Он молчал. Выловил глазами её взгляд. Там было много: и обида, и усталость, и какая-то новая, тихая злость. Та, что больше не орёт, а действует.
— Лен, я правда хотел как лучше. Мама просто волнуется. У неё никого нет, кроме меня…
— Кроме тебя, — перебила она. — А у меня, выходит, тоже никого. Но ты не волнуешься. Ты выбираешь. И уже выбрал.
— Я не выбирал! — вскинулся он, и тут же сбавил голос. — Это просто ключи. Ключи, Лена! Не любовница, не двойная жизнь, не предательство…
— Да? А знаешь, в чём разница между изменой и ключами? Измена — это когда в твою постель ложится другая женщина. А ключи — когда она туда просто заходит без стука.
Он опустил голову.
— Ладно. Хорошо. Я… я заберу у неё ключи.
— Уже поздно, Лёш. Поздно всё. Ты дал ей не ключ — ты дал ей право. А у меня ты это право забрал. Я тут, выходит, на птичьих правах. Пока маме не надоест, пока не решит, что я «годная». Пока ты между нами не стоишь, как швейцар.
Он шагнул к ней, взял за руку. Она не отдёрнула. Просто смотрела.
— Я не хотел тебя терять, — сказал он, тихо. — Я просто пытался удержать всех.
— Ты не клоун на арене, Лёш. Ты взрослый мужик. Надо не удерживать, а выбирать. А ты зажал меня между собой и мамой, как в междугороднем автобусе: ей удобно, а мне тошно.
Он замер. Молчал. А потом сказал:
— Я уйду. На время. Если надо. Просто… подумай. Хорошо?

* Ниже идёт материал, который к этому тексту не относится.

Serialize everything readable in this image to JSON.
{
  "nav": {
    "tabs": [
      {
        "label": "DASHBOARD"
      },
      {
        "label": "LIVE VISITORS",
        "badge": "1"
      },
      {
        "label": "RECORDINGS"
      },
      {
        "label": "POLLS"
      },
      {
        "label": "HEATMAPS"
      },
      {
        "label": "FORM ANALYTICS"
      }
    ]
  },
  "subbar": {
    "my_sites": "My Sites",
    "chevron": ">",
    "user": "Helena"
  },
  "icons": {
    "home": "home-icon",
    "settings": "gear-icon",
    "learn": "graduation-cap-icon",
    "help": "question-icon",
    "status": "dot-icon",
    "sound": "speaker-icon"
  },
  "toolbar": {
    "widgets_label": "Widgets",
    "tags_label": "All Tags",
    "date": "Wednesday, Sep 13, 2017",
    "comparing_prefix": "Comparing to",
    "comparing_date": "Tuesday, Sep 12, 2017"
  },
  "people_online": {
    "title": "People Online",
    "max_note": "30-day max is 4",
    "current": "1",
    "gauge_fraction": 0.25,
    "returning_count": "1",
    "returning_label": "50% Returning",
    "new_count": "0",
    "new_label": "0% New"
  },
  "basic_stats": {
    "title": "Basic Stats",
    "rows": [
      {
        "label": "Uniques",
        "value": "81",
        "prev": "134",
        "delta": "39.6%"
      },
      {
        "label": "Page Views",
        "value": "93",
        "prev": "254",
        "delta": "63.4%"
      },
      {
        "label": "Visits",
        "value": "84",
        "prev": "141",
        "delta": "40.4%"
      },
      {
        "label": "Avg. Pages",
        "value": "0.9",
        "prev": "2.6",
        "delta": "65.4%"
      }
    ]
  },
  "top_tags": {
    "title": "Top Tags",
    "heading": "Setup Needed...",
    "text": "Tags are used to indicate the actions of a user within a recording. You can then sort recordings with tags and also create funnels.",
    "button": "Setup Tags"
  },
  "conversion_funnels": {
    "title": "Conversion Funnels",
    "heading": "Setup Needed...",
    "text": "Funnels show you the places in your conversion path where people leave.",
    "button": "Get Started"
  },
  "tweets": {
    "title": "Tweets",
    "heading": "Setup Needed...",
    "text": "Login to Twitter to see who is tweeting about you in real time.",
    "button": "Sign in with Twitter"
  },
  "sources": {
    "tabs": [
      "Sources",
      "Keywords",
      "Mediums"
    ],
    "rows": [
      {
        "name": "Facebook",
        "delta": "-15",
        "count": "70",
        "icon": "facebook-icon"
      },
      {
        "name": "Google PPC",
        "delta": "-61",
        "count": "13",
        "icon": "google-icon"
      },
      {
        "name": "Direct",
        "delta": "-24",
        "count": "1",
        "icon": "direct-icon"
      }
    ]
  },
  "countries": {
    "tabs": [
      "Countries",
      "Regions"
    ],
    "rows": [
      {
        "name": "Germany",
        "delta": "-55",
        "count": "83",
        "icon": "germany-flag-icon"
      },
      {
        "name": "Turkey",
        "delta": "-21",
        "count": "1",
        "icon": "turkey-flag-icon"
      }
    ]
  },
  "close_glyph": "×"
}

Елена кивнула. Он пошёл к лифту. Когда дверь захлопнулась за ним, она выдохнула. Не плакала. Просто чувствовала, как оседает внутри что-то тяжёлое. Как бетон в фундаменте. Строится новая она.
На третий день одиночества она встретила его мать. У подъезда.
Ольга Петровна стояла с сумкой и пакетом в руках. В пакете торчал хвост пирога. Легендарного. Из тех, которые она «просто приносила».
— Леночка, — сказала она, с улыбкой, которая пыталась быть ласковой, но выглядела как спазм, — можно на пару слов?
— Лучше на одно, — ответила Елена. — Прощай.
— Ну ты чего? Я же от чистого сердца… Уборка, еда… Я ведь как родную тебя…
— Как родную — это вылезать из моей спальни по утрам с выражением лица, как будто ты всё сделала правильно, а я живу по ошибке?
Ольга Петровна вскинулась:
— Да ты неблагодарная! Я своему сыну всю жизнь отдала. А он с тобой стал чужим. Ты между нами встала. Я не позволю!
— А вы уже и не можете. Знаете почему? — Елена выпрямилась, глядя прямо. — Потому что вы зашли слишком далеко. Вы не просто дверь открыли. Вы влезли в мой шкаф, в мой распорядок, в мой брак. А теперь удивляетесь, что вас выставили.
— У тебя нет права выгонять моего сына! — закричала свекровь, хватаясь за сердце.
— А у вас не было права заходить, — спокойно ответила она. — Мы в расчёте.
Пирог остался в пакете, лежать на лавке. Как символ поражения — слоёное, жирное и ненужное. Лена прошла мимо. Лёгкая, как ветер. За спиной было прошлое. Впереди — неопределённость, но зато своя.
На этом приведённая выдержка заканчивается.